1. Dr. Brenda Fitzgerald resigned Wednesday as director of the Atlanta-based U.S. Centers for Disease Control and Prevention after a news outlet detailed her trade in tobacco stocks that appeared to present a conflict of interest because the agency is tasked with reducing tobacco use and promoting public health. A spokesman for the U.S. Department of Health and Human Services said the stock purchases were made by Fitzgerald’s financial manager and that she later divested.

2. Fitzgerald had been the commissioner of Georgia’s Department of Public Health from its creation in 2011 until July, when President Donald Trump named her to head the CDC.
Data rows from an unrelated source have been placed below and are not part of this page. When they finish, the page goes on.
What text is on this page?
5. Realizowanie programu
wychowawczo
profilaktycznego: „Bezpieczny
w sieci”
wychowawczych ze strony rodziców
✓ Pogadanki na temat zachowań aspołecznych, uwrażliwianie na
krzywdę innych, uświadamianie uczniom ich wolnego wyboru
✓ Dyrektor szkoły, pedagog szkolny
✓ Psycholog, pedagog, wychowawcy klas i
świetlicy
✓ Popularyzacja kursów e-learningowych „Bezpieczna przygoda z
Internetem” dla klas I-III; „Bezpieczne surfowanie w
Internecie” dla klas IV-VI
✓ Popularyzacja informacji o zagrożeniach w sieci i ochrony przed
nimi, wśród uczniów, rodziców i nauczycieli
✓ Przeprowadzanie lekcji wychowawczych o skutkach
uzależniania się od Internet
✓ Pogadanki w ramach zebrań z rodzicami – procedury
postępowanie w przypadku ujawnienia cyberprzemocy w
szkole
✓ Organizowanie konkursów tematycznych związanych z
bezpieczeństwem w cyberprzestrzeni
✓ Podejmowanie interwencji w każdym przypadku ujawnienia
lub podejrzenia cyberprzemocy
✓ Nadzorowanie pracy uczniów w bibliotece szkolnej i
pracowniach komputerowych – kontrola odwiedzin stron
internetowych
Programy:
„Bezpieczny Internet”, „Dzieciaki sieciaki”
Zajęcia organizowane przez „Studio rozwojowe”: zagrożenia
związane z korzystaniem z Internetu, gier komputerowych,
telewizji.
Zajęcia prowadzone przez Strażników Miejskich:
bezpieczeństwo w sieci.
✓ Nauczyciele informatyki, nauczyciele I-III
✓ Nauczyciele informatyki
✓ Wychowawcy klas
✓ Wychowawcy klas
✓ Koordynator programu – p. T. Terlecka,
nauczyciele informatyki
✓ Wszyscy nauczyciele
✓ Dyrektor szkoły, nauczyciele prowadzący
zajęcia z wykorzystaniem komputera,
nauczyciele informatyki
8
3. Fitzgerald had other investments that prevented her from handling some CDC business. She said she and her husband were legally obligated to maintain the investments, which caught the attention of U.S. Sen. Patty Murray, D-Wash., the top-ranking Democrat on the committee that oversees the CDC. "I am concerned that you cannot perform the role of CDC director while being largely recused from matters pertaining to cancer and opioids, two of the most pervasive and urgent health challenges we face as a country," Murray wrote in a letter to Fitzgerald. Fitzgerald called the recusals “very limited” and said she was following ethics rules laid out by the Department of Health and Human Services.

4. Axios, an online political news site, obtained an Aug. 31 CDC memo that restricted the release of information to the news media. The memo, written by a public affairs officer, instructed the agency’s employees not to speak to reporters. “This correspondence includes everything from formal interview requests to the most basic of data requests,” it stated.

5. Fitzgerald had a lengthy involvement in Georgia politics. She served as a health care policy adviser to U.S. House Speaker Newt Gingrich and U.S. Sen. Paul Coverdell, both Republicans. She also twice ran unsuccessfully for Congress as a Repubican in 1992 and 1994, and Gov. Zell Miller appointed her to the state Board of Education in 1996.